Wednesday, December 20, 2023

 

This is a continuation of a previous articles on IaC shortcomings and resolutions. The case study in this example refers to the use of alias which are different from keys and names used in the resource definition using the IaC modules. Aliases are friendly names in place of the actual names used for the resources which are usually multi-part and have a predefined format with prefixes and/or suffixes. 

While the names must be unique, conform to patterns and conventions, appear within a certain limit for maximum characters and must belong to a namespace or scope,  aliases are less restrictive and usually short form for the names. These aliases are very helpful to use repeatedly in definitions, scripts and languages and serve the purpose in runtime, operating systems and cloud resources.

An alias is only valid in the plane that is defined in and not in the layers above or below. For example, an alias used in the SQL statements for the purposes of referring to existing database objects is only valid in the database and is saved in the master catalog. It does not hold any meaning in the cloud resources. Specifically, cloud resources might also make use of their own aliases and it is convenient to have the same value within different layers but they hold significance only in their specific layer.

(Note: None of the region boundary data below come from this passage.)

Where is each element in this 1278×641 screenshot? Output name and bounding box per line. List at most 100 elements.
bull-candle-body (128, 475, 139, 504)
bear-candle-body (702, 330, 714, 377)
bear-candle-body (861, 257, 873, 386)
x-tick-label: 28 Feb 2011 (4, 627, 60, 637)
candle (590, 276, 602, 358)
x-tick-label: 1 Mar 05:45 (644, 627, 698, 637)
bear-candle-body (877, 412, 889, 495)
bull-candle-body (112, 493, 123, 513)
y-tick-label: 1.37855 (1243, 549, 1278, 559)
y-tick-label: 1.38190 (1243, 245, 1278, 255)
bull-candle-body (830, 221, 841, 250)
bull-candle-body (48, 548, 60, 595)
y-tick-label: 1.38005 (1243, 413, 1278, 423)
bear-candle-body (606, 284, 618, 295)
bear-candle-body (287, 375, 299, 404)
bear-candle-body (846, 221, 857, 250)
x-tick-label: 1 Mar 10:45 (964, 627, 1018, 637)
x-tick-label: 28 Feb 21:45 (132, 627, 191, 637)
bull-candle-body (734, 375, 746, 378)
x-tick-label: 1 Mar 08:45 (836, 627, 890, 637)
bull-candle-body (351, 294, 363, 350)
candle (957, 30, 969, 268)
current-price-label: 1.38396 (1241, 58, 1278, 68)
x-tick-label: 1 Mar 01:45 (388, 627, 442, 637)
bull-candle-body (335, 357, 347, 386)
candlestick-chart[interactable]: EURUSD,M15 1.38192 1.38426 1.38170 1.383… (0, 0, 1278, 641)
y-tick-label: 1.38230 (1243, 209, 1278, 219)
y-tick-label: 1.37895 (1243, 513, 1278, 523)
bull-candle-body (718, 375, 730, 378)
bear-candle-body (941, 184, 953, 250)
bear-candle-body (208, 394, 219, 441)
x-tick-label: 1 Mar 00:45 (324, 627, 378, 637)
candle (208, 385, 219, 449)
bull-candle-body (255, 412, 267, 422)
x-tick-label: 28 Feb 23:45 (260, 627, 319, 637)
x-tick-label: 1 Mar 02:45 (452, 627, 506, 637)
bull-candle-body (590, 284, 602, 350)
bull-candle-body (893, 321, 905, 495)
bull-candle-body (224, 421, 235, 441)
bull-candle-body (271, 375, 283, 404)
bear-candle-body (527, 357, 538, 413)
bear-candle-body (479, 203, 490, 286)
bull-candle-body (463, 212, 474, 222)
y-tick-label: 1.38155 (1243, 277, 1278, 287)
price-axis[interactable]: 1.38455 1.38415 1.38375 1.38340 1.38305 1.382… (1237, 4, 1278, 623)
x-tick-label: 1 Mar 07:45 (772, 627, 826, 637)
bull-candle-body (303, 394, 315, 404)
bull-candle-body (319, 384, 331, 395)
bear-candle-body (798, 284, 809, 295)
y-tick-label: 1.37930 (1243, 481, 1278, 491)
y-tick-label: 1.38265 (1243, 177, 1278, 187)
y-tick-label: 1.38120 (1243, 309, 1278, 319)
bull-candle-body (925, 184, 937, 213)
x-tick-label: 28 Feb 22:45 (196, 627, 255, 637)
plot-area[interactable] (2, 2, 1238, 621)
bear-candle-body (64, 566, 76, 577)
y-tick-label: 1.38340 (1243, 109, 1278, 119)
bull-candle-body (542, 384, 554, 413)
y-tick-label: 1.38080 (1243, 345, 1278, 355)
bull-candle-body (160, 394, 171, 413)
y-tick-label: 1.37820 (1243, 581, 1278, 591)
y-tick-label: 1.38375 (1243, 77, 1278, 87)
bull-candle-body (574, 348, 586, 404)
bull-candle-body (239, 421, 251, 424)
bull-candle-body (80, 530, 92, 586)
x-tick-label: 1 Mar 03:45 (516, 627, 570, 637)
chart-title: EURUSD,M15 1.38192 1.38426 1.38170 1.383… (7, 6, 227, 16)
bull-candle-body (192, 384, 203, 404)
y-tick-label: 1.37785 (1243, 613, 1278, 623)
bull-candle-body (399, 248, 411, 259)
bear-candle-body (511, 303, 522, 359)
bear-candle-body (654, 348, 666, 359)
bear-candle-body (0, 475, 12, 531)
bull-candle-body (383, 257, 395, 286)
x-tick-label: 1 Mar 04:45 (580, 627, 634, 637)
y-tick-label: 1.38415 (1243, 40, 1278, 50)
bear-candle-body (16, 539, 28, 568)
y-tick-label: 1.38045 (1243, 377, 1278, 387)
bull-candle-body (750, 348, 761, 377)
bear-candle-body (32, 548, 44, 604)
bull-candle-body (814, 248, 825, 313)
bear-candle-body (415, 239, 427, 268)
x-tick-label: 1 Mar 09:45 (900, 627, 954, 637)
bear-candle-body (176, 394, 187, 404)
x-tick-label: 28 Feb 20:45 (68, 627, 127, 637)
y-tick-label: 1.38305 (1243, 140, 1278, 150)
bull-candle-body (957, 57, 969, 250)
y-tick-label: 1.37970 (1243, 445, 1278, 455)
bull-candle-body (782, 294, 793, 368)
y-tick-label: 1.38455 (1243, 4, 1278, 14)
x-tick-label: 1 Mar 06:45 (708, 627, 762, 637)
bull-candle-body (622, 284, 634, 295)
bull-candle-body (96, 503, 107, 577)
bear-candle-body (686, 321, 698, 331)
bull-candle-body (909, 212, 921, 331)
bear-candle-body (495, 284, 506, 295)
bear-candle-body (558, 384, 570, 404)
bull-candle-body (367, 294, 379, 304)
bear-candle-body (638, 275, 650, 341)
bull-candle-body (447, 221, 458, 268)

Some aliases are used as labels as well but a label is just that and has no backing property, storage or target resources. These labels are also interchangeable without any impact to functionality and might serve additional analytical usages such as for billing. One such example is the Microsoft Entra Admin alias where the actual value used for securing the resource is passed in as an entity id to the aad_object_id attribute and is independent of the alias. The usage of the id and alias in the same resource definition is quite popular because one is used for display purposes and the other is used for the backend processing and referencing purposes.

Associations can also be referred to with alias such as key vault keys but it is important not to over engineer the alias with the same rigor as for names. Whenever we draw a list, whether it is for names or aliases, we tend to codify additional metadata inlined into them by using prefixes and suffixes but it is incorrect in the case of aliases.

When the associations are to logins and identities, they will automatically gain usage in the resources. It is not necessary to add role assignments and all users will use this credential whenever they are anonymously accessing resources across the wire. To pass through their respective credentials, they must ask the resource to do so by virtue of the properties allowed in their definitions or settings.